Potentially all of it, including the starting empty board. I am not sure if the empty board was evaluated in this way, but it is not only feasible, but can be done accurately in practice for simpler games (Tic Tac Toe and Connect 4 for example), given known player policies.
Obviously after only five moves, the winner is not yet clear, and trying to predict a winner after five moves based on the game's eventual winner would learn a meaningless function.
Not at all. This is purely a matter of complexity and difficultly. In practice at such an early stage, the value network will output something non-committal, such as $p=0.51$ win chance for player 1. And it will have learned to do this, because in its experience during self-play similar positions at the start of the game lead to almost equal numbers of player 1 and player 2 winning.

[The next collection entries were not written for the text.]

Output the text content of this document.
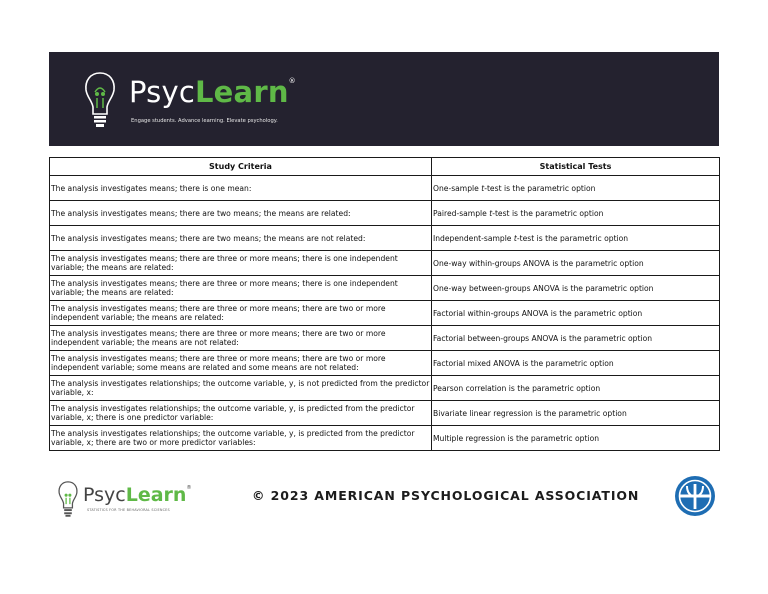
PsycLearn®
Engage students. Advance learning. Elevate psychology.
Study Criteria	Statistical Tests
The analysis investigates means; there is one mean:	One-sample t-test is the parametric option
The analysis investigates means; there are two means; the means are related:	Paired-sample t-test is the parametric option
The analysis investigates means; there are two means; the means are not related:	Independent-sample t-test is the parametric option
The analysis investigates means; there are three or more means; there is one independent variable; the means are related:	One-way within-groups ANOVA is the parametric option
The analysis investigates means; there are three or more means; there is one independent variable; the means are related:	One-way between-groups ANOVA is the parametric option
The analysis investigates means; there are three or more means; there are two or more independent variable; the means are related:	Factorial within-groups ANOVA is the parametric option
The analysis investigates means; there are three or more means; there are two or more independent variable; the means are not related:	Factorial between-groups ANOVA is the parametric option
The analysis investigates means; there are three or more means; there are two or more independent variable; some means are related and some means are not related:	Factorial mixed ANOVA is the parametric option
The analysis investigates relationships; the outcome variable, y, is not predicted from the predictor variable, x:	Pearson correlation is the parametric option
The analysis investigates relationships; the outcome variable, y, is predicted from the predictor variable, x; there is one predictor variable:	Bivariate linear regression is the parametric option
The analysis investigates relationships; the outcome variable, y, is predicted from the predictor variable, x; there are two or more predictor variables:	Multiple regression is the parametric option
PsycLearn®
STATISTICS FOR THE BEHAVIORAL SCIENCES
© 2023 AMERICAN PSYCHOLOGICAL ASSOCIATION
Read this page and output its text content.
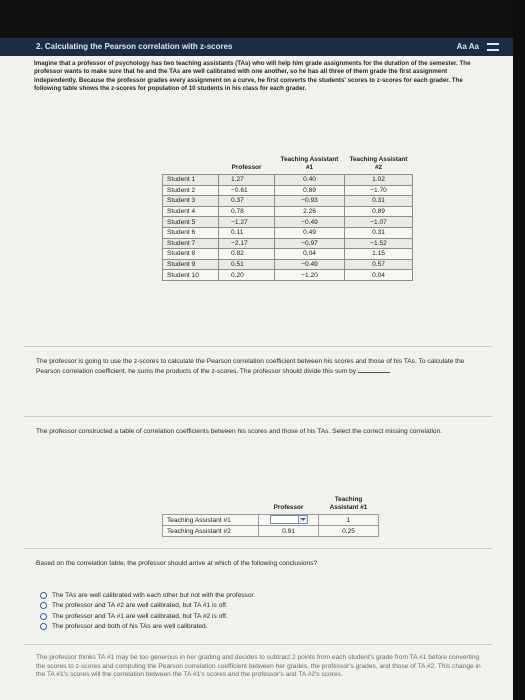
2. Calculating the Pearson correlation with z-scores	Aa Aa

Imagine that a professor of psychology has two teaching assistants (TAs) who will help him grade assignments for the duration of the semester. The professor wants to make sure that he and the TAs are well calibrated with one another, so he has all three of them grade the first assignment independently. Because the professor grades every assignment on a curve, he first converts the students' scores to z-scores for each grader. The following table shows the z-scores for population of 10 students in his class for each grader.

	Professor	Teaching Assistant #1	Teaching Assistant #2
Student 1	1.27	0.40	1.02
Student 2	−0.61	0.89	−1.70
Student 3	0.37	−0.93	0.31
Student 4	0.78	2.26	0.89
Student 5	−1.27	−0.49	−1.07
Student 6	0.11	0.49	0.31
Student 7	−2.17	−0.97	−1.52
Student 8	0.82	0.04	1.15
Student 9	0.51	−0.49	0.57
Student 10	0.20	−1.20	0.04

The professor is going to use the z-scores to calculate the Pearson correlation coefficient between his scores and those of his TAs. To calculate the Pearson correlation coefficient, he sums the products of the z-scores. The professor should divide this sum by

The professor constructed a table of correlation coefficients between his scores and those of his TAs. Select the correct missing correlation.

	Professor	Teaching Assistant #1
Teaching Assistant #1		1
Teaching Assistant #2	0.91	0.25

Based on the correlation table, the professor should arrive at which of the following conclusions?

The TAs are well calibrated with each other but not with the professor.
The professor and TA #2 are well calibrated, but TA #1 is off.
The professor and TA #1 are well calibrated, but TA #2 is off.
The professor and both of his TAs are well calibrated.

The professor thinks TA #1 may be too generous in her grading and decides to subtract 2 points from each student's grade from TA #1 before converting the scores to z-scores and computing the Pearson correlation coefficient between her grades, the professor's grades, and those of TA #2. This change in the TA #1's scores will the correlation between the TA #1's scores and the professor's and TA #2's scores.
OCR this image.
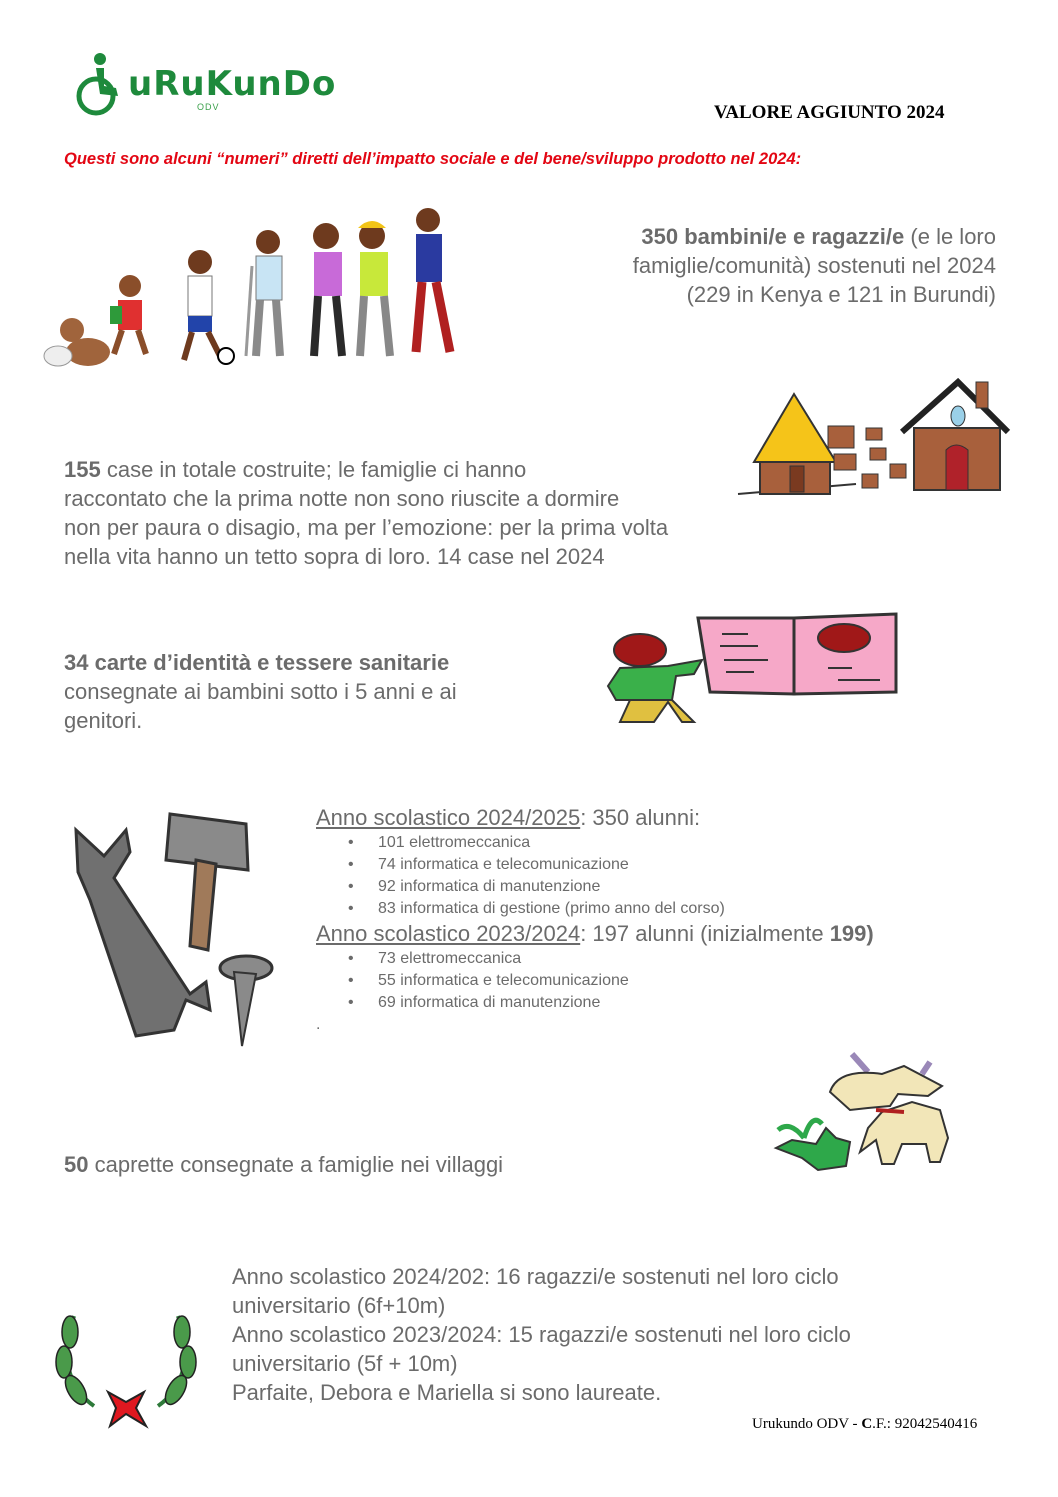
uRuKunDo
ODV	VALORE AGGIUNTO 2024
Questi sono alcuni “numeri” diretti dell’impatto sociale e del bene/sviluppo prodotto nel 2024:
350 bambini/e e ragazzi/e (e le loro
famiglie/comunità) sostenuti nel 2024
(229 in Kenya e 121 in Burundi)
155 case in totale costruite; le famiglie ci hanno
raccontato che la prima notte non sono riuscite a dormire
non per paura o disagio, ma per l’emozione: per la prima volta
nella vita hanno un tetto sopra di loro. 14 case nel 2024
34 carte d’identità e tessere sanitarie
consegnate ai bambini sotto i 5 anni e ai
genitori.
Anno scolastico 2024/2025: 350 alunni:
• 101 elettromeccanica
• 74 informatica e telecomunicazione
• 92 informatica di manutenzione
• 83 informatica di gestione (primo anno del corso)
Anno scolastico 2023/2024: 197 alunni (inizialmente 199)
• 73 elettromeccanica
• 55 informatica e telecomunicazione
• 69 informatica di manutenzione
.
50 caprette consegnate a famiglie nei villaggi
Anno scolastico 2024/202: 16 ragazzi/e sostenuti nel loro ciclo
universitario (6f+10m)
Anno scolastico 2023/2024: 15 ragazzi/e sostenuti nel loro ciclo
universitario (5f + 10m)
Parfaite, Debora e Mariella si sono laureate.
Urukundo ODV - C.F.: 92042540416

The function is not meaningless either, it can be used to assess results of look-ahead searches without needing to play to the end of the game. It completely replaces position-evaluation heuristics as used in more traditional game tree searches. In practice, very early position data in something as complex as chess or go is not going to be as useful as later position evaluations, due to ambivalent predictions. However, for consistency it can still be learned and used in the game algorithms.
How is the network trained to understand that, if all it is told is who eventually won?
If a supervised learning technique is given the same input data $X$ that on different examples predicts the labels $A, B, B, B, A, A, B, B$, then it should learn $p(B|X) = 0.625$. That would minimise a cross-entropy loss function, and is what is going on here.